One thing I’m not enjoying in London is the indignity of suffering through two summers in one year. Even English summer is too much for a wimp like me to handle. You can’t dress up in your best suits so you end up looking like every other daggy bogan. Sex becomes ten times as hot, sticky and exhausting, but only one-tenth as much fun; and to add insult to injury has a greater chance of being conducted in harsh, unflattering lighting.
And you can’t enjoy eating – let alone cooking – rich, heavy, meat-based dishes that every sensible person of taste and culture devours on a daily basis. Some of you may ask, but what about the great outdoor backyard barbecue? And I’ll tell you.

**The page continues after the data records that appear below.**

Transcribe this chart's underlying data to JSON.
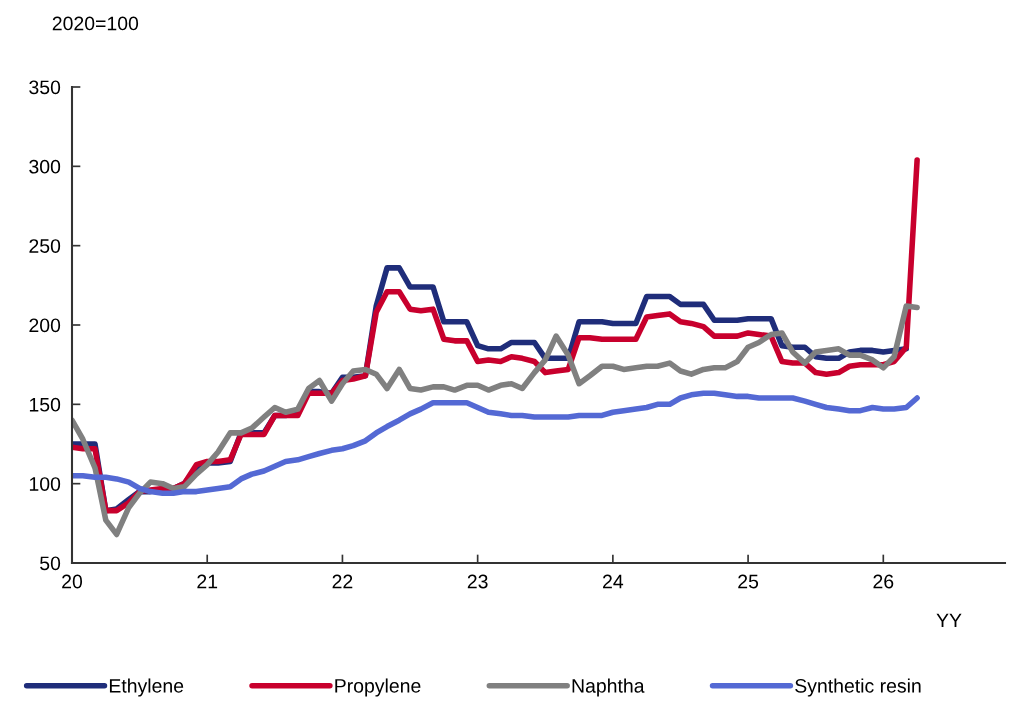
{
  "chart_data": {
    "type": "line",
    "ylabel": "2020=100",
    "xlabel": "YY",
    "x": [
      20.0,
      20.08,
      20.17,
      20.25,
      20.33,
      20.42,
      20.5,
      20.58,
      20.67,
      20.75,
      20.83,
      20.92,
      21.0,
      21.08,
      21.17,
      21.25,
      21.33,
      21.42,
      21.5,
      21.58,
      21.67,
      21.75,
      21.83,
      21.92,
      22.0,
      22.08,
      22.17,
      22.25,
      22.33,
      22.42,
      22.5,
      22.58,
      22.67,
      22.75,
      22.83,
      22.92,
      23.0,
      23.08,
      23.17,
      23.25,
      23.33,
      23.42,
      23.5,
      23.58,
      23.67,
      23.75,
      23.83,
      23.92,
      24.0,
      24.08,
      24.17,
      24.25,
      24.33,
      24.42,
      24.5,
      24.58,
      24.67,
      24.75,
      24.83,
      24.92,
      25.0,
      25.08,
      25.17,
      25.25,
      25.33,
      25.42,
      25.5,
      25.58,
      25.67,
      25.75,
      25.83,
      25.92,
      26.0,
      26.08,
      26.17,
      26.25
    ],
    "series": [
      {
        "name": "Ethylene",
        "color": "#1f2d7a",
        "values": [
          125,
          125,
          125,
          83,
          84,
          90,
          95,
          95,
          96,
          97,
          100,
          110,
          113,
          113,
          114,
          132,
          132,
          132,
          143,
          143,
          145,
          158,
          158,
          157,
          167,
          167,
          168,
          212,
          236,
          236,
          224,
          224,
          224,
          202,
          202,
          202,
          187,
          185,
          185,
          189,
          189,
          189,
          179,
          179,
          179,
          202,
          202,
          202,
          201,
          201,
          201,
          218,
          218,
          218,
          213,
          213,
          213,
          203,
          203,
          203,
          204,
          204,
          204,
          187,
          186,
          186,
          180,
          179,
          179,
          183,
          184,
          184,
          183,
          184,
          185,
          null
        ]
      },
      {
        "name": "Propylene",
        "color": "#c8002d",
        "values": [
          123,
          122,
          122,
          83,
          83,
          88,
          95,
          96,
          97,
          97,
          100,
          112,
          114,
          114,
          115,
          131,
          131,
          131,
          143,
          143,
          143,
          157,
          157,
          157,
          165,
          166,
          168,
          208,
          221,
          221,
          210,
          209,
          210,
          191,
          190,
          190,
          177,
          178,
          177,
          180,
          179,
          177,
          170,
          171,
          172,
          192,
          192,
          191,
          191,
          191,
          191,
          205,
          206,
          207,
          202,
          201,
          199,
          193,
          193,
          193,
          195,
          194,
          193,
          177,
          176,
          176,
          170,
          169,
          170,
          174,
          175,
          175,
          175,
          177,
          186,
          304
        ]
      },
      {
        "name": "Naphtha",
        "color": "#808080",
        "values": [
          140,
          128,
          110,
          77,
          68,
          85,
          94,
          101,
          100,
          97,
          98,
          106,
          112,
          120,
          132,
          132,
          135,
          142,
          148,
          145,
          147,
          160,
          165,
          152,
          163,
          171,
          172,
          169,
          160,
          172,
          160,
          159,
          161,
          161,
          159,
          162,
          162,
          159,
          162,
          163,
          160,
          170,
          178,
          193,
          181,
          163,
          168,
          174,
          174,
          172,
          173,
          174,
          174,
          176,
          171,
          169,
          172,
          173,
          173,
          177,
          186,
          189,
          194,
          195,
          183,
          176,
          183,
          184,
          185,
          181,
          181,
          178,
          173,
          180,
          212,
          211
        ]
      },
      {
        "name": "Synthetic resin",
        "color": "#5469d4",
        "values": [
          105,
          105,
          104,
          104,
          103,
          101,
          97,
          95,
          94,
          94,
          95,
          95,
          96,
          97,
          98,
          103,
          106,
          108,
          111,
          114,
          115,
          117,
          119,
          121,
          122,
          124,
          127,
          132,
          136,
          140,
          144,
          147,
          151,
          151,
          151,
          151,
          148,
          145,
          144,
          143,
          143,
          142,
          142,
          142,
          142,
          143,
          143,
          143,
          145,
          146,
          147,
          148,
          150,
          150,
          154,
          156,
          157,
          157,
          156,
          155,
          155,
          154,
          154,
          154,
          154,
          152,
          150,
          148,
          147,
          146,
          146,
          148,
          147,
          147,
          148,
          154
        ]
      }
    ],
    "xlim": [
      20,
      26.9
    ],
    "xticks": [
      20,
      21,
      22,
      23,
      24,
      25,
      26
    ],
    "ylim": [
      50,
      350
    ],
    "yticks": [
      50,
      100,
      150,
      200,
      250,
      300,
      350
    ],
    "grid": false,
    "legend": "bottom",
    "marker": "none",
    "line_style": "solid"
  }
}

Last Saturday night I was contentedly curled up in my bunker in the peaceful suburb of Robson Green, reacquainting myself with the literary oeuvre of George Moore, when the telephone rang and I was foolishly lured away to a nearby house shared by about a dozen Australians, New Zealanders and South Africans, where a barbecue was purportedly taking place on their spacious back lawn.

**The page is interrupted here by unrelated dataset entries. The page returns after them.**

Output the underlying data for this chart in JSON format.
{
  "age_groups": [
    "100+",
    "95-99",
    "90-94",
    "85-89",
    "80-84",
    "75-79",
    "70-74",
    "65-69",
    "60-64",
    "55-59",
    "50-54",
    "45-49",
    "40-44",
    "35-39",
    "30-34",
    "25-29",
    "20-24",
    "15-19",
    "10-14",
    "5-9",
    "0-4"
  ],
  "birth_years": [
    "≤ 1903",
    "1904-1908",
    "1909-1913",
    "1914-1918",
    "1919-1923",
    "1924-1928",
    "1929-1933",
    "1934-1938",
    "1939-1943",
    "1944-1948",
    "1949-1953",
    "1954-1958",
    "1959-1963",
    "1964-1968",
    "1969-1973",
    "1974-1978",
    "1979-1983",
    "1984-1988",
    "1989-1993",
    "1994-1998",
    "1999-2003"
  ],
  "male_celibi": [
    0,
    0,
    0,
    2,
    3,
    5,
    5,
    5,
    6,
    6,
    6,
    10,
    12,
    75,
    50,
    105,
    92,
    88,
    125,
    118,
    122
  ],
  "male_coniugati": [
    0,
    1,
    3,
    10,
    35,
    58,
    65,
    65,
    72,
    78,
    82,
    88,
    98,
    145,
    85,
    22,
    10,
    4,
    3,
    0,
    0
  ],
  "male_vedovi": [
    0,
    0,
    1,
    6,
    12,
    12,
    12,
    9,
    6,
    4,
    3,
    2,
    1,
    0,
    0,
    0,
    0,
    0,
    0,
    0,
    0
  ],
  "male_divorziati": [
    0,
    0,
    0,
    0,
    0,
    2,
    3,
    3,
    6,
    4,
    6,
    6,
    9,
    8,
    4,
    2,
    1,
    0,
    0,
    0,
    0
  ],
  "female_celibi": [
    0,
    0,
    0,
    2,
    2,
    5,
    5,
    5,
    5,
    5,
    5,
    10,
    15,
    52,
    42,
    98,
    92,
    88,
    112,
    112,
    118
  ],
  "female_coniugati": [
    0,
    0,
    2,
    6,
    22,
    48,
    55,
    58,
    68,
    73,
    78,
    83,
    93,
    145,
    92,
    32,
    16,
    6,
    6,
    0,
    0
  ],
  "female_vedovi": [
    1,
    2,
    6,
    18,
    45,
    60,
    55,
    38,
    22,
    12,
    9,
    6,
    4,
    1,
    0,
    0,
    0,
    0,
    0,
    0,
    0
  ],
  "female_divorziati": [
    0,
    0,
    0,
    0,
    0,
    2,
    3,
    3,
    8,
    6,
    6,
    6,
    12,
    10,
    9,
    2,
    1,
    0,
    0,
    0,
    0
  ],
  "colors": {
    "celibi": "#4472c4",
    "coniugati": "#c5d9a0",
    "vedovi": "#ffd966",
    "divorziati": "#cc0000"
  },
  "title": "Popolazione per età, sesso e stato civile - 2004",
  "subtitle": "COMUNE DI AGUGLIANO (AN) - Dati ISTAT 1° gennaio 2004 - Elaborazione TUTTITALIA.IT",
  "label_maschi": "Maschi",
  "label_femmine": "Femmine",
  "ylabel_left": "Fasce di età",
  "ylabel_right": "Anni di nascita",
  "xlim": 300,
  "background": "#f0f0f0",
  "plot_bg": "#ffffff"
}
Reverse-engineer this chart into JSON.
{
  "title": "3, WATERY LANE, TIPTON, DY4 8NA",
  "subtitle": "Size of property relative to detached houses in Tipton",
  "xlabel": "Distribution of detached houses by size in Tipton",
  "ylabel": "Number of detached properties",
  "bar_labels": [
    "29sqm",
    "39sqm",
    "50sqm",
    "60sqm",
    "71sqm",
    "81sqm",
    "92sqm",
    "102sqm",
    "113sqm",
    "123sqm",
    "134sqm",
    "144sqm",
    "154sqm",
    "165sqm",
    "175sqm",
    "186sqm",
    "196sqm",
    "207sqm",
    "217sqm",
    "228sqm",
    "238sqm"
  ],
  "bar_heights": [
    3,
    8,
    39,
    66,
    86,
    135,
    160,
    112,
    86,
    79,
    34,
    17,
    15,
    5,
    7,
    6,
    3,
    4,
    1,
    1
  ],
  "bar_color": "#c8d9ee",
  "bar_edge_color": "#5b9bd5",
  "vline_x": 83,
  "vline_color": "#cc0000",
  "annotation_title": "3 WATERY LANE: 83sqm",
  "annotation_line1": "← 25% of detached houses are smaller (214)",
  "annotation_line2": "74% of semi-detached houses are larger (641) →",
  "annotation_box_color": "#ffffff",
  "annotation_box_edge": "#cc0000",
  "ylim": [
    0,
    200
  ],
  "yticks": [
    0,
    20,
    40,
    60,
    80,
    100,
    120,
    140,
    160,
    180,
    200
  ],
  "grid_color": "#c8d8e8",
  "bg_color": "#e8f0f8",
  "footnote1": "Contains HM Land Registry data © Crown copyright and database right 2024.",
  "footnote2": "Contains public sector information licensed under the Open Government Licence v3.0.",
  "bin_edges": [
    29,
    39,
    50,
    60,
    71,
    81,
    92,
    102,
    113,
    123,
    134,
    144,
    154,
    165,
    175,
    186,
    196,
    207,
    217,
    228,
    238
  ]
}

As soon as I arrived I could tell something was very wrong when it turned out that the only English native in the house was in charge of the barbie. He was from some remote place Up North, where people speak in short, guttural grunts, and fire has not yet been discovered. His exertions for the night amounted to endlessly futzing with the same piece of dry, raw meat over an inert pile of briquettes giving off about as much heat as
Jeremy Bentham’s corpse. Offers to assist were met with a beady-eyed, gently swaying glare and a gesticulated threat to put out an eye with the serrated end of the tongs.

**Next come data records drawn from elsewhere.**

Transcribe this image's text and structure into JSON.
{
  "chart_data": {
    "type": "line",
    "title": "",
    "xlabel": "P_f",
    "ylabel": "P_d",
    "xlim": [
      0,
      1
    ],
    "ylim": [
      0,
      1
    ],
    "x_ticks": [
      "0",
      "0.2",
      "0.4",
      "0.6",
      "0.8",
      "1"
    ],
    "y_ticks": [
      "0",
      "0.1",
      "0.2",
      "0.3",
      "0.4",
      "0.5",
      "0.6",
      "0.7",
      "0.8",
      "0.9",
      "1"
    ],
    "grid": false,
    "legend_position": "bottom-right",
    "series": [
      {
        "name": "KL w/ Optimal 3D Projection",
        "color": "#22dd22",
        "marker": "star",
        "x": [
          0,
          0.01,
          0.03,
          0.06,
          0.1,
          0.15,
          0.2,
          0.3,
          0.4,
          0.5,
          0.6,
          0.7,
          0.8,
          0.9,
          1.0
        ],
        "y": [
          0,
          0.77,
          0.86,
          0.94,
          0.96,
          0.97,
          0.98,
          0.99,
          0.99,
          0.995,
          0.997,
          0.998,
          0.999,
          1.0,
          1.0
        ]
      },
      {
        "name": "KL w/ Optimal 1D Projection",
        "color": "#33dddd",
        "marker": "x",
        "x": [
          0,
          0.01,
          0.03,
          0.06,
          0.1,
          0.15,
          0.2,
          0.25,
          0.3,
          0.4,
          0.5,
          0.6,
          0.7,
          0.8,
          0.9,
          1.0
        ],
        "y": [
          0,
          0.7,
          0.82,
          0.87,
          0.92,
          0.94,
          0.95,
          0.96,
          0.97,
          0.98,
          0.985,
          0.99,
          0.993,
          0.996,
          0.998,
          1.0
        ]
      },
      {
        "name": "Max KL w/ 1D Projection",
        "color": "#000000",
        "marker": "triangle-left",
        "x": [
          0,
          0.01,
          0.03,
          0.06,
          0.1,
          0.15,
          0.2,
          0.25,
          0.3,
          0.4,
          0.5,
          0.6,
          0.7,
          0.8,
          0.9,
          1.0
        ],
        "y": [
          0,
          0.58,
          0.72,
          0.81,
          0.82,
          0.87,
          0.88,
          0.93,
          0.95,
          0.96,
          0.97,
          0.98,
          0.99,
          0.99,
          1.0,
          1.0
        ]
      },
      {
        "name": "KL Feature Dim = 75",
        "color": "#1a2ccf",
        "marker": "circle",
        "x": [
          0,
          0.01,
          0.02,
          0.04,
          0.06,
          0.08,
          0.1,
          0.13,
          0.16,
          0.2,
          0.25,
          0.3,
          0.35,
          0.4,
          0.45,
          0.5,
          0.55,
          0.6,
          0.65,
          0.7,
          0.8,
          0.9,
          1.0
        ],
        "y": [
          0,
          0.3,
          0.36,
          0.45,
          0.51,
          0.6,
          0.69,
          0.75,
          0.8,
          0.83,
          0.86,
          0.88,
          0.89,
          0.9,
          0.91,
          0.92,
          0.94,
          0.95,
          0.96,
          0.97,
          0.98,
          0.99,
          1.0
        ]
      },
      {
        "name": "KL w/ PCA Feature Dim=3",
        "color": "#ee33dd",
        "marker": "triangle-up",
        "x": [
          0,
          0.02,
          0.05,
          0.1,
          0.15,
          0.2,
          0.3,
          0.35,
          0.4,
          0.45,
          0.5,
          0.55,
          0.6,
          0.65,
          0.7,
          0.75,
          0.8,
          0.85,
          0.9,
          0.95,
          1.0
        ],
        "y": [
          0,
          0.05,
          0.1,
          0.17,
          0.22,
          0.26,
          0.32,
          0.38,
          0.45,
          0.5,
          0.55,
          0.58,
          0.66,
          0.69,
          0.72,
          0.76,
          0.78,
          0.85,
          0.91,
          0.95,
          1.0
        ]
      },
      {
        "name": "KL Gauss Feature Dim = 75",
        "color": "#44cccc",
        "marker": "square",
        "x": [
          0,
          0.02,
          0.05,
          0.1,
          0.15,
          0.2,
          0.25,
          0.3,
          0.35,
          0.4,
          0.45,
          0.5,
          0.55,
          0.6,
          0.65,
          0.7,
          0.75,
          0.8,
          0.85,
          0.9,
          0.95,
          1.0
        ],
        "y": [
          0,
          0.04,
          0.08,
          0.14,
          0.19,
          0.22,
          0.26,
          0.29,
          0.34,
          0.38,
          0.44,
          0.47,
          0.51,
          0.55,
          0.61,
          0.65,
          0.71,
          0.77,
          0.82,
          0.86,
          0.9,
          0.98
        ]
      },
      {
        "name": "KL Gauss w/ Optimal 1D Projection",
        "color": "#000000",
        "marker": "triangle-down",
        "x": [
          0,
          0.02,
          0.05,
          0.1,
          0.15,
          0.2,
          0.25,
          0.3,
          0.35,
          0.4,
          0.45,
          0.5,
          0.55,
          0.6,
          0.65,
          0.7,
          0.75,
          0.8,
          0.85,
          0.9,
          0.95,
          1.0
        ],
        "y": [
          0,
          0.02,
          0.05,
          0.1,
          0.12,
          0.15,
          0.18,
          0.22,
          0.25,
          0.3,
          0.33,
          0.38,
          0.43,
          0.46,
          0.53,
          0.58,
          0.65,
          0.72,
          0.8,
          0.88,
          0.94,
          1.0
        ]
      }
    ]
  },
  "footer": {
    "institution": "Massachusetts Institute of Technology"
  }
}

To pass the time the Kiwis amused hungry onlookers by saying “
Pimm’s” a lot. Someone’s mum visiting from Raupo intervened and helpfully suggested microwaving the snags before giving them a bit of finishing off on the barbie. The World’s Greatest Chef managed to light his cigarette off a briquette, or perhaps vice versa. The hours flew by as I was privileged to eavesdrop on a Kiwi and a Queenslander matching wits:
“The days are long here, eh bro?”
“Yairs. They never get this long in the southern hemisphere, but.”
“That’d be because of the equanox.”
Thanks to heroic efforts of organisation, no-one was sent away complaining that there wasn’t enough salad or cutlery.